Тревожен крик совы́. Пугливо прочь
бегут в траве таинственные тени.
Хитросплетения лесных растений
всё явственней объемлет дрожь.
Трепещет всё. Не спит. И не склика́ет
унылым звоном ветхая, слепая
церкву́шка без око́н и без дверей —
лихие ветры пронеслись над ней.
О, су́дьбы, су́дьбы: кто о них что́ знает…
Царит над миром женственная ночь.
Тепло озёр встречает холод звёздный.
Земля тучнеет. Нивы многоплодны.
И чар луны ничем не превозмочь.
Я Вас любил… Но я — дебил!
И я разбил
не-
ос-
то-
рож-но
Ваш фэйс…
(Случайно зацепил,
когда соперника
мочил).
А счастье было так возможно!
Бледной сирени привязчивый цвет.
То ли закат…
Нет —
Скорее —
Рассвет!
Путник.
Что путнику надо? —
Пути.
Стелим дорогу —
Иди, брат!
Иди.
Тучу покруче
Повесим над ним.
Ветер пусть дует.
Что будет —
Глядим.
Путник согнулся.
Держись, брат!
Держись.
Вот и пейзаж.
Назовём его —
Жизнь!
В сыром лесу сидеть и плакать —
какие могут быть дела,
когда дождя слепого благость
под ёлку волком загнала.
Шептаться, низко наклоняясь,
с чадолюбивым костерком,
чтоб исповедавшись, сморкаясь,
брататься с пасмурным дымком.
С травой, листвой, и хвоей плакать —
сопливой слёзности лица
ни от кого не надо прятать —
и с солнцем... плачут небеса.
Усадьба.
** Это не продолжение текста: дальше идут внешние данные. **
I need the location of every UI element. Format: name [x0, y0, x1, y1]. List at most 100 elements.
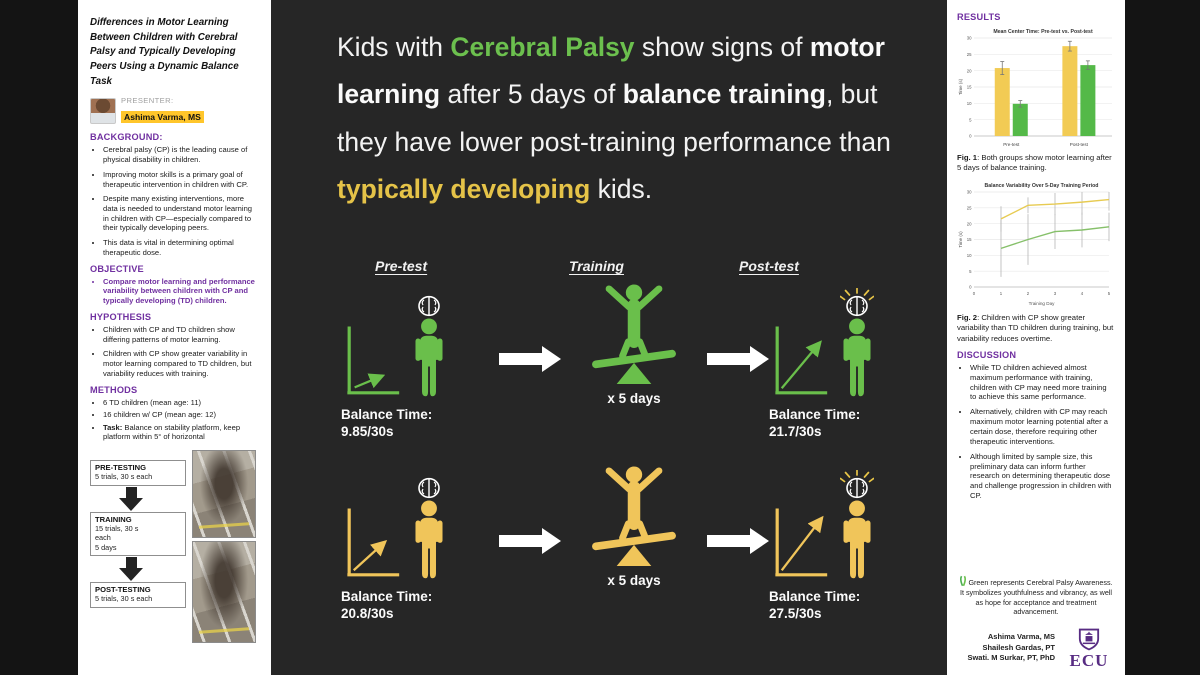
ecu-logo: ECU	[1063, 627, 1115, 669]
brain-icon	[418, 295, 440, 317]
methods-photo-2	[192, 541, 256, 644]
methods-photos	[192, 448, 256, 644]
svg-text:15: 15	[967, 237, 972, 242]
right-column: RESULTS 0 5 10 15 20 25 30 Pre-test Post-test Mea…	[947, 0, 1125, 675]
posttest-graph-icon	[775, 326, 828, 395]
headline-segment: kids.	[590, 174, 653, 205]
svg-text:25: 25	[967, 52, 972, 57]
hypothesis-bullet: Children with CP and TD children show di…	[103, 325, 259, 345]
svg-text:4: 4	[1081, 291, 1084, 296]
svg-text:30: 30	[967, 190, 972, 195]
headline-segment: motor learning	[337, 32, 885, 110]
ribbon-note: Green represents Cerebral Palsy Awarenes…	[957, 575, 1115, 617]
credit-line: Ashima Varma, MS	[987, 632, 1055, 642]
objective-heading: OBJECTIVE	[90, 263, 144, 274]
svg-text:0: 0	[969, 285, 972, 290]
flow-box-training: TRAINING 15 trials, 30 s each 5 days	[90, 511, 186, 557]
brain-icon	[418, 477, 440, 499]
presenter-label: PRESENTER:	[121, 96, 174, 106]
right-arrow-icon	[499, 344, 561, 374]
methods-flowchart: PRE-TESTING 5 trials, 30 s each TRAINING…	[90, 448, 186, 643]
left-column: Differences in Motor Learning Between Ch…	[78, 0, 271, 675]
fig2-caption: Fig. 2: Children with CP show greater va…	[957, 313, 1114, 343]
posttest-green: Balance Time: 21.7/30s	[769, 282, 927, 441]
svg-text:10: 10	[967, 101, 972, 106]
discussion-bullet: Alternatively, children with CP may reac…	[970, 407, 1115, 446]
balance-time-label: Balance Time: 21.7/30s	[769, 407, 861, 440]
objective-list: Compare motor learning and performance v…	[90, 277, 259, 307]
person-icon	[843, 318, 871, 397]
hypothesis-bullet: Children with CP show greater variabilit…	[103, 349, 259, 379]
svg-text:3: 3	[1054, 291, 1057, 296]
svg-text:5: 5	[969, 117, 972, 122]
headline-segment: show signs of	[634, 32, 810, 62]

Безысходности пора.
Смурной ноябрь, безлюдьем одолев,
Надолго жизнь уводит со двора.
И засыпает дом, как старый лев.
Зима все сны вместила в снегопад.
И в оттепель, в преддверии весны,
Сосульками рисует водопад,
Стеклянный храм звенящей тишины.
Дом леденеет, сумрачно кряхтит,
В мехах песцовых, с синевой в тени,
Седым вельможей солнцу предстоит,
Весь помыслами врос в былые дни.
И вдруг — кольнёт многоочи́тый взгляд:
Ряд окон, схожих с ликами совы,
Века в глаза задумчиво глядят
Холодным взором, полным синевы.
… А вы
ноктюрн сыграть
могли бы …
— Да вы ж
и мышь в прику́с не брали!
— А вы —
в стеклянном шаре —
рыбу
своей любовью обнимали???
— Нет.
Обнимали мы берёзку.
На при́кус брали папироску.
Играли что-то на тальянке,
но не ног-тюрн, скорей уж… польку!
Нам, водосточных труб жестянки
в рот ни к чему бы брать, поскольку —
бывало всякое, по пьянке…
но, не настолько.
Не настолько!
Ах, осень в комнату вошла…
Паркета охра под ногою
так неожиданно
нагою
тропой
нас
в рощу
привела.
О, эти жёлтые обои, внезапно ставшие листвою!
Скажу, нисколько не шутя:
их нашептали
мы с тобою,
покуда шли сквозь шум дождя.
О дар печали,
отсвет нежный,
любви ослепнувшей зерцало,
и
в дольнем мире безутешный,
и
в горних высях неуместный,
как,
без тебя,
мне
пусто стало!
…день
сентября
…колечком обручальным
с руки недужной, сердце леденя,
легко катился и исчез,
звеня,
за
горизонта полукружьем…
…лишь на листке календаря
оставшись памяткой ненужной…
С серебряным скрипом — пера птичьим скрежетом —
Раскрылась калитка меж житом и нéжитом.
В окошках не утро — а нежность сусальная.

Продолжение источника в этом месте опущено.